Tag Archives: afterlife messages

Can We Communicate with the Dead?

Robin Botie of Ithaca, New York, photoshops a picture of a small gold moth, perhaps a sign sent to her from her daughter who died, from the other side.Hearing my dead daughter’s words in my head wasn’t enough. So, last weekend I attended a Forever Family Foundation retreat where three mediums conducted spirit communications. I was hoping to get a message from Marika. Instead, I got a golden moth.

We were eating lunch outside, between sessions, when I felt a light tickle on my wrist and turned my right hand over to find a delicate gold charm attached. The moth glistened, iridescent in the sun. Its tiny feet clung to my skin like minuscule Velcro pads.
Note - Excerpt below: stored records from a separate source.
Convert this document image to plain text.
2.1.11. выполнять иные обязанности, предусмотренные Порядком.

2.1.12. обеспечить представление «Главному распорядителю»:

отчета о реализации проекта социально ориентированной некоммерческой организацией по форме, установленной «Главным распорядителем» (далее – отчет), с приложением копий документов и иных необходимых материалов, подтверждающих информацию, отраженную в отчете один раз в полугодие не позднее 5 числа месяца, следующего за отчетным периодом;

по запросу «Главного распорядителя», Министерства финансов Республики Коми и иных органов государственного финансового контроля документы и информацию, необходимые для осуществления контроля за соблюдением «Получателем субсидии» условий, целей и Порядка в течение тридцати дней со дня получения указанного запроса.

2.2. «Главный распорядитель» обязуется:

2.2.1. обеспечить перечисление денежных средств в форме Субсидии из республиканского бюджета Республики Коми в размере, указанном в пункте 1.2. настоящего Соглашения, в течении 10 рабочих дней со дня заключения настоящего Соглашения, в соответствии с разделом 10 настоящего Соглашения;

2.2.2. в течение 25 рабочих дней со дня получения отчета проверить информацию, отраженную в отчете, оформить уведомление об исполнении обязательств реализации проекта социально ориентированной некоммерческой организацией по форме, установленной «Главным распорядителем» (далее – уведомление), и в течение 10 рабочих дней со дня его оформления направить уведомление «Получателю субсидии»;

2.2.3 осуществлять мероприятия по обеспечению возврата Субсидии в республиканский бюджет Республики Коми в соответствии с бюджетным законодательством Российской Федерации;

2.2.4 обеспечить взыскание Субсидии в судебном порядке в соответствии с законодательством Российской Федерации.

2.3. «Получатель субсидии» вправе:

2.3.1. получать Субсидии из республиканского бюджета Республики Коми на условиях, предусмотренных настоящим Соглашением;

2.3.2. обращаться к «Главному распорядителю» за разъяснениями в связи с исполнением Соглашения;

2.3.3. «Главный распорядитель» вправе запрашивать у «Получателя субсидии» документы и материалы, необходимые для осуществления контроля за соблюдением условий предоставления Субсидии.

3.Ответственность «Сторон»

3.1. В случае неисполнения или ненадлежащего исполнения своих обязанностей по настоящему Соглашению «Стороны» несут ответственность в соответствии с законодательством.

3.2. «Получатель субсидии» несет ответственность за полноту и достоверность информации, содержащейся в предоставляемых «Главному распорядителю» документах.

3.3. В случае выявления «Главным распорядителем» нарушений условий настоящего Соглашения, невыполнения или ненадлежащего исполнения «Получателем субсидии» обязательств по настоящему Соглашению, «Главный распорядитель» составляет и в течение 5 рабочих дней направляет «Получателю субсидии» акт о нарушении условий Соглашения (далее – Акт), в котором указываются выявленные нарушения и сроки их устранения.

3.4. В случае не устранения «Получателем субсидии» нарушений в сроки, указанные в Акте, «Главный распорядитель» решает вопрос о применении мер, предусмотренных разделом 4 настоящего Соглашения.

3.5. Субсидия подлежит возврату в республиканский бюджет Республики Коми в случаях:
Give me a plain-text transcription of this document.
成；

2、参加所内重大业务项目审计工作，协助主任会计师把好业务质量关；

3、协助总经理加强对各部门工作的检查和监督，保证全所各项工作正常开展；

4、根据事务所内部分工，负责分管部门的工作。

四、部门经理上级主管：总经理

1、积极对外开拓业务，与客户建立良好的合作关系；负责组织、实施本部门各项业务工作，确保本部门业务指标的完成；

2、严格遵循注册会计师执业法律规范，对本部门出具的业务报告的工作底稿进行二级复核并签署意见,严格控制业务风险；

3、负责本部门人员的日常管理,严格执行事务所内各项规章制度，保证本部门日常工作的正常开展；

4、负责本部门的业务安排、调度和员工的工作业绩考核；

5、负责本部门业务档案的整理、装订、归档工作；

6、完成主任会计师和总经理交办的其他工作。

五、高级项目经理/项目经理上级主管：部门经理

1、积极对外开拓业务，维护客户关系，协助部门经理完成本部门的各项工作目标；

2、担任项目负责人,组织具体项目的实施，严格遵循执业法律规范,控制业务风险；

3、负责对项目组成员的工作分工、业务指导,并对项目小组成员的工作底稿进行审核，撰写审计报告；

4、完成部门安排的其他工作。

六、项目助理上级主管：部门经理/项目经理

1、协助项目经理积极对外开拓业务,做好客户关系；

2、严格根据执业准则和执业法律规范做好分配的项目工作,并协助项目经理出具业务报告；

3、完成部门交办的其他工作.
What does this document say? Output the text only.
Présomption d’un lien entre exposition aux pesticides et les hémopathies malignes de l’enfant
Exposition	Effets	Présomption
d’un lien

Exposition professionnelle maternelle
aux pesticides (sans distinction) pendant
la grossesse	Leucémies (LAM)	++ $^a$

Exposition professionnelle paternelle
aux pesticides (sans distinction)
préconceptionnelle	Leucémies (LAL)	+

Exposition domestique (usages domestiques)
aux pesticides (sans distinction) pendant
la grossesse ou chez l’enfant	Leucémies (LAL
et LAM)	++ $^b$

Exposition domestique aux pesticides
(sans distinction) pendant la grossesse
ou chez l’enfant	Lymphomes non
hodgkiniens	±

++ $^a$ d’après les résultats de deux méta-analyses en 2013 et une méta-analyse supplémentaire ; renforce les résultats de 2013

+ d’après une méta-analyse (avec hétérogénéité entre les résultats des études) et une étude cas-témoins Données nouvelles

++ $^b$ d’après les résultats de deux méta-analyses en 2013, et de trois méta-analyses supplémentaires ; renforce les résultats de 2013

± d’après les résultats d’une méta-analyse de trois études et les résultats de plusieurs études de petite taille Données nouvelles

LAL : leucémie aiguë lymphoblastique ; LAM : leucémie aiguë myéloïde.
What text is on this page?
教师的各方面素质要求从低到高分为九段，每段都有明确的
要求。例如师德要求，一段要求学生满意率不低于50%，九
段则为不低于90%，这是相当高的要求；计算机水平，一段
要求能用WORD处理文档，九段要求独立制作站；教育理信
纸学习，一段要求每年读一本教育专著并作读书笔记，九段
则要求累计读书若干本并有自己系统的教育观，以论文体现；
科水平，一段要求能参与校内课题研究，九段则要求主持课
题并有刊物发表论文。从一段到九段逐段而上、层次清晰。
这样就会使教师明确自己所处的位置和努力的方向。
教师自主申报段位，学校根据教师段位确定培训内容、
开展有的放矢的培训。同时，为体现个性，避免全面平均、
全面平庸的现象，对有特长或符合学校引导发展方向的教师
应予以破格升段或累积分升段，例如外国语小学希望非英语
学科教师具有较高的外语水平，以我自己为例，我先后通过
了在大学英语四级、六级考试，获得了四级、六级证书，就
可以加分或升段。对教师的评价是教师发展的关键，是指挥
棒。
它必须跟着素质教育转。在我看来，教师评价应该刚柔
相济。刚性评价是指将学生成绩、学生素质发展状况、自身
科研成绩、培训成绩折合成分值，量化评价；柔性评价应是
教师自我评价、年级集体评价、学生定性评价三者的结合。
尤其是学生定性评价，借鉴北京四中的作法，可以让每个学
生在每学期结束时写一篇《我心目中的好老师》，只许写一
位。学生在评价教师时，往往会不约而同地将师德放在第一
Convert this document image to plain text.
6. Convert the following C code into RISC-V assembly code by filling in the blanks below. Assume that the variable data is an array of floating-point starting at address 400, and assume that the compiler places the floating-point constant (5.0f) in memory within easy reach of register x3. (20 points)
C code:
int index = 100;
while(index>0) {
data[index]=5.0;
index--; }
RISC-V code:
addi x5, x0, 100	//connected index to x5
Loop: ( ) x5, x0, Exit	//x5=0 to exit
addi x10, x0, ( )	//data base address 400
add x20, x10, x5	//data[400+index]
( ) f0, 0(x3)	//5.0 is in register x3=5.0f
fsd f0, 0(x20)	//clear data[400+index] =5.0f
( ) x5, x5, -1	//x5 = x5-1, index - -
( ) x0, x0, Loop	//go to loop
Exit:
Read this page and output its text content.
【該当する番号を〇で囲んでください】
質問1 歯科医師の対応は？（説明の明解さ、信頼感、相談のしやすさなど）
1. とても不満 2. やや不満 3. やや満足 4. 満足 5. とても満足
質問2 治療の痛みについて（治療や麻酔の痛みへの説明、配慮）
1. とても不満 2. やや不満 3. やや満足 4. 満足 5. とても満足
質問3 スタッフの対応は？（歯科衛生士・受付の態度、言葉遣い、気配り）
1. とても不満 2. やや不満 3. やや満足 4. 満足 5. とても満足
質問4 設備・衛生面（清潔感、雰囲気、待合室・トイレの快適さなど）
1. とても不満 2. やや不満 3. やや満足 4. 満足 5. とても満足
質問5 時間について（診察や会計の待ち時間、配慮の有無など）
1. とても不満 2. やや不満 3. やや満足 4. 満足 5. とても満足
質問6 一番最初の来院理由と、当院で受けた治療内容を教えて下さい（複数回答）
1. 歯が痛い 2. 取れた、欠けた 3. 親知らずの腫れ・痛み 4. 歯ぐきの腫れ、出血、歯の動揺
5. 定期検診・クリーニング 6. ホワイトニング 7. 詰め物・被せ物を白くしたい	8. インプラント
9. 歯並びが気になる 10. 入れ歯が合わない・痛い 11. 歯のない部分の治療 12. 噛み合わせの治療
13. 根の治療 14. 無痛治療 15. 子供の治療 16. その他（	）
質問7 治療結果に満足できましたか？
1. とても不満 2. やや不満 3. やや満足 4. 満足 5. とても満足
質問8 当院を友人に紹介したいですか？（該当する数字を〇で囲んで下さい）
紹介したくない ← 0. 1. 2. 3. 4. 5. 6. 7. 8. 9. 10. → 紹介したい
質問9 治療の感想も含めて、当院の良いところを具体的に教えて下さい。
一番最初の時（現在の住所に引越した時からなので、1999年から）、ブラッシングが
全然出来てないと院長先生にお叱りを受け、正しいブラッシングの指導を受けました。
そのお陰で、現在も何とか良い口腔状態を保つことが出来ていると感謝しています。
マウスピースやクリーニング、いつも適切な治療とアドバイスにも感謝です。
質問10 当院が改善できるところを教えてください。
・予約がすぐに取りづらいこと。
It sat there, close to my beating pulse, its fragile wings occasionally flapping in the breeze while I ate with my left hand, wondering how long it might stay. Half an hour, my friend told me, later. Long enough for another friend to snap its photo on her phone. Long enough to consider that maybe the golden moth was a gift from my daughter, from the other side. It was not the clear coherent message I wanted. I was still hoping to be “read” by a medium.

Lunchtime ended. The moth flew off and I went to the next session and watched in awe as the medium first validated the presence of a family’s loved one, and then relayed messages that were received with tears of joy. Details, bits and pieces of peoples’ lives were exposed; secrets and explanations were revealed. There were apologies, pardons, advice, and affirmations of love. How and where could such information be found, or kept, other than in the consciousness of the deceased loved ones themselves? I waited, my eyes begged the medium, please, connect me to Marika. But the other people’s needs must have been greater than mine. Maybe their loved ones’ spirits were more determined than my daughter’s. Or maybe I wanted it too much.

I did not get a reading that weekend. But I did get to witness the joy and transformation of others hearing from their loved ones. And I came 95 percent closer to believing in after death communications and the survival of consciousness after death. I’m reserving the last little bit of skepticism until the day I get to have a reading myself.

And I wonder: if people can believe in a God who gives and takes life and sometimes answers our prayers, why shouldn’t I put my own faith into the small spark of vibrating energy that remains (somewhere) of Marika? I pray to my daughter. And she answers my pleas by sending me small creatures, mostly at mealtimes.

 

What do you believe in? Can we communicate with the dead?

 

From the Other Side

Robin Botie of Ithaca, New York, finds a lone red leaf in her yard.From the other side of the wind, a girl searched for a red leaf. It had to be red. When the girl was alive, she had given her mother red socks, red flowers, a red sweater and a red velvet cake. She wanted to give her mother a gift now. But from the other side of life, her options were limited to redirecting energy, manipulating objects, or invading her mother’s dreams. She finally found a perfect red leaf and traveled with the wind to her old house. She left the leaf on the lawn.

Soon her mother came out to walk the dog. The mother immediately spotted the patch of bright scarlet in the grass and thought it was a mitten. Dragging the dog over the yellow and brown leaves that dotted the lawn, she discovered it was a single red leaf. She looked around, but there were no other red leaves anywhere near. She picked the leaf up and examined its pale pink underside, turning it over and over as she walked the dog. She laid the leaf on a small bush outside the door before entering the house.

The girl sighed heavily. Her mother had left her gift behind.

As the afternoon turned into evening, the girl watched her mother come and go in and out of the house several times, eyeing the red leaf on top of the bush each time she passed. Once, her mother came outside briefly just to photograph the leaf. The girl pretended to be a breeze and made it shake. But her mother always left the leaf outside. The girl grunted.

That night the rain came down hard. The wind howled fiercely and blew the last leaves off the trees. They swooshed around in noisy gusts all night long while the girl hovered over the bush with the one lone red leaf.

In the morning she saw her mother peek through the window at the bush. Suddenly her mother rushed out the door and grabbed up the red leaf. Tears dripped down her mother’s cheeks as she looked to the sky. Then she carried the leaf into the house, into the warm kitchen. There she placed it on a tissue and studied it, as if it were a map of her daughter’s heart.

 

What do you think? Can we get messages or gifts from beyond life? Have you ever received one?